Pfaffenberger betonte die Bedeutung der Praxiselemente: „Kampfrichter müssen nicht nur das Regelwerk kennen, sondern auch moderne Technik beherrschen.“
Nächste Ausbildungsphasen in Radevormwald
Die weiteren Ausbildungsmodule werden im Januar und Februar 2026 in Radevormwald durchgeführt. Sie bauen direkt auf den Grundlagen des ersten Wochenendes auf und vertiefen unter anderem Themen wie:
- Wertungsabläufe in hochklassigen Wettkämpfen
- Konflikt- und Protestmanagement
- Sicherheitsregularien
- Kommunikation und Auftreten als Offizielle
Alle Module sind ganztägig angelegt und verlangen von den Teilnehmenden ein hohes Maß an Konzentration und Bereitschaft zur intensiven Mitarbeit. Die Ausbildungsreihe gilt im Verband als wesentliche Voraussetzung, um langfristig qualifiziertes Kampfrichterpersonal für Meisterschaften aller Ebenen zu sichern.

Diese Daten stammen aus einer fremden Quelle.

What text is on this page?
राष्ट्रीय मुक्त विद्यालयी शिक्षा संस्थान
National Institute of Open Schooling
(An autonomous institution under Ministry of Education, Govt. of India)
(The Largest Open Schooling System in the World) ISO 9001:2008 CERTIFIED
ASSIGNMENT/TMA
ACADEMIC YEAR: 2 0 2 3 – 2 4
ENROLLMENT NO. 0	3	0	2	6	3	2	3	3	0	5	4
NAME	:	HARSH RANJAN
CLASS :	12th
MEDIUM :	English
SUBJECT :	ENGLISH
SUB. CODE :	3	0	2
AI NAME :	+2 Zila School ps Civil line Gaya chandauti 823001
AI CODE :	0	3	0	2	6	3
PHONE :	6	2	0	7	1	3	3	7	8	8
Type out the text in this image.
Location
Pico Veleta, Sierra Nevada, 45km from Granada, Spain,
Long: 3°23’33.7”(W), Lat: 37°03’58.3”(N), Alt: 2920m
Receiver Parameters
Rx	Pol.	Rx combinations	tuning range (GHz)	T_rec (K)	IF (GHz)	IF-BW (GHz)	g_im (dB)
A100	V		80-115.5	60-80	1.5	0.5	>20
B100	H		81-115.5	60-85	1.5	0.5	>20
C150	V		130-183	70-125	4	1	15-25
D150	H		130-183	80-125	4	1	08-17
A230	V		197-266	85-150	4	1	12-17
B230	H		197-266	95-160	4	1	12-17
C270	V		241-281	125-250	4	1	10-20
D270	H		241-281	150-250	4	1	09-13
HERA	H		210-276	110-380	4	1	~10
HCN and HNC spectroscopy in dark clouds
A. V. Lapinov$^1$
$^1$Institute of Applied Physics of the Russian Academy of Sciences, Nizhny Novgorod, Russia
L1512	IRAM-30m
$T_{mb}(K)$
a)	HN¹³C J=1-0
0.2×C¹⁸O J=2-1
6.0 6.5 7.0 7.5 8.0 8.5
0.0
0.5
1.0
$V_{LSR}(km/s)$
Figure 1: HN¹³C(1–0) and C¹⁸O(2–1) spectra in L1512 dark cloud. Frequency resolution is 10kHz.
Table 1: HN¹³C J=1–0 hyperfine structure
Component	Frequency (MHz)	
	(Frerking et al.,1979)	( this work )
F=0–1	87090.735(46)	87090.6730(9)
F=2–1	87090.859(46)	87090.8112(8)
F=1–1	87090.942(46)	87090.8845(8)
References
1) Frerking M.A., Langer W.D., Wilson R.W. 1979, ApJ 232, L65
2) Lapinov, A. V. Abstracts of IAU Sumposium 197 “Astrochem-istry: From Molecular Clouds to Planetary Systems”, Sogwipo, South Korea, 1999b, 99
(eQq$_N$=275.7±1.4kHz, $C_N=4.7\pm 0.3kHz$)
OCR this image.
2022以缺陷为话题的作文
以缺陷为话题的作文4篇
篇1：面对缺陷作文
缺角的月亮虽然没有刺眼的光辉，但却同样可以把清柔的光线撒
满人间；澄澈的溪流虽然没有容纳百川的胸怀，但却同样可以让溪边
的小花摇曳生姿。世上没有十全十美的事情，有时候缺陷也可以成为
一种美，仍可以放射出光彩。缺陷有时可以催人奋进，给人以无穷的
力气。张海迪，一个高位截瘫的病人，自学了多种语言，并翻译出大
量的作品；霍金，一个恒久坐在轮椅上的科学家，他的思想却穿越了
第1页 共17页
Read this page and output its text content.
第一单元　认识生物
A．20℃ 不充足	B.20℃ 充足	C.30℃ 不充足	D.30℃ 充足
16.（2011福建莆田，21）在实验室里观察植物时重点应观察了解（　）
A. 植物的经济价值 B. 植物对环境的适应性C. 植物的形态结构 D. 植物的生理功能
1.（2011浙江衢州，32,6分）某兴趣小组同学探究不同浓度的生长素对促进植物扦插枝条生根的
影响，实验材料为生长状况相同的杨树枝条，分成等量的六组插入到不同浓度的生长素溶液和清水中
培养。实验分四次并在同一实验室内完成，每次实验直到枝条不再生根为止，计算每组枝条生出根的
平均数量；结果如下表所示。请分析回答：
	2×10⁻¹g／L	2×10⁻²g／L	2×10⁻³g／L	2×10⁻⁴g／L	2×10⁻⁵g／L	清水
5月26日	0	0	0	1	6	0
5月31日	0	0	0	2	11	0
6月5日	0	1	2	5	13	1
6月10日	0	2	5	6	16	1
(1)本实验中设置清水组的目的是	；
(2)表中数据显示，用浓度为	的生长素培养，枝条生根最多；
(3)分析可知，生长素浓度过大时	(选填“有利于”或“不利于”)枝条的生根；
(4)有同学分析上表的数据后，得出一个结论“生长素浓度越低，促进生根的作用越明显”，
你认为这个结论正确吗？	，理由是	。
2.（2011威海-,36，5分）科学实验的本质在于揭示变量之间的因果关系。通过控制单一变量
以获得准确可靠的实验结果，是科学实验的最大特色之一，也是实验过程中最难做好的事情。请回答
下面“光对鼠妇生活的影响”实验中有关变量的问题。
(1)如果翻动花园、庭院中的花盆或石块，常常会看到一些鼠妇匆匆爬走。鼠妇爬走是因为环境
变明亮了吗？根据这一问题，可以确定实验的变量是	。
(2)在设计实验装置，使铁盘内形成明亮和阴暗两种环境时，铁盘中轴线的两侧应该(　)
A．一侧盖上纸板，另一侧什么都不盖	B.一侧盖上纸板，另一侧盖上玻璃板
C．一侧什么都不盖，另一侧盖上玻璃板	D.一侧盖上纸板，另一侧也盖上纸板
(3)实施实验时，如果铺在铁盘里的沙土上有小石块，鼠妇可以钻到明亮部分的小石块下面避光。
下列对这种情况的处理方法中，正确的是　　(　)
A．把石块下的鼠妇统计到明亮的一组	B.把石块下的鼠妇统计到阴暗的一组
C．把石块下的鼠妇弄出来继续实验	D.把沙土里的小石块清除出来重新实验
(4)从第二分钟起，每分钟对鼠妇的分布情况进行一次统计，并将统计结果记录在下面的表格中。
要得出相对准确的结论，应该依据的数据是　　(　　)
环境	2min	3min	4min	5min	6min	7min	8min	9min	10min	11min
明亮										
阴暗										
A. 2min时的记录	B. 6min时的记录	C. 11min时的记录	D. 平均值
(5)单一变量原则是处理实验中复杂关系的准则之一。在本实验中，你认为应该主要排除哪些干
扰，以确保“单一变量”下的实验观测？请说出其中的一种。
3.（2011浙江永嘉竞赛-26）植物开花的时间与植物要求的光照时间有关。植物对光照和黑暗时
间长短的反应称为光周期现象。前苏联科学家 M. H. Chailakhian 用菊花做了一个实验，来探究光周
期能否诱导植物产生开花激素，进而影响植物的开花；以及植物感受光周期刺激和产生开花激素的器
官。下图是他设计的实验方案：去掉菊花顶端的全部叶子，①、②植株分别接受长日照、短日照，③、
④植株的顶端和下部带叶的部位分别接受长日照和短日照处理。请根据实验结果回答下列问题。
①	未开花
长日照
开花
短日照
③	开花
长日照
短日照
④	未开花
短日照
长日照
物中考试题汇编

Strenge Anforderungen für die Lizenzerteilung
Der Weg zur Kampfrichterlizenz B ist mit klaren Anforderungen verbunden. Neben der schriftlichen Abschlussprüfung müssen die angehenden Kampfrichter jeweils eine ganztägige Hospitation in den jeweiligen Disziplinen absolvieren. Diese finden traditionell im Rahmen der Landesverbandsmeisterschaften des RSB statt und bilden das Bindeglied zwischen Theorie und echter Wettkampfpraxis.
Die Hospitationen ermöglichen es den zukünftigen Kampfrichtern, das Gelernte unter realen Bedingungen umzusetzen, Entscheidungen nachzuvollziehen und den organisatorischen Ablauf großer Meisterschaften aus nächster Nähe zu erleben. Erst nach erfolgreicher Teilnahme an beiden Praxistagen sowie dem Bestehen der Prüfung wird die Lizenz erteilt.
Bedeutung für die Qualität des Schießsports
Mit der strukturierten Kampfrichterausbildung verfolgt der RSB das Ziel, die Qualität und Fairness im Schießsport weiter zu stärken. Gut ausgebildete Offizielle sind ein wesentlicher Faktor für sichere und regelkonforme Wettbewerbe – insbesondere vor dem Hintergrund digitaler Wertungssysteme und steigender Teilnehmerzahlen.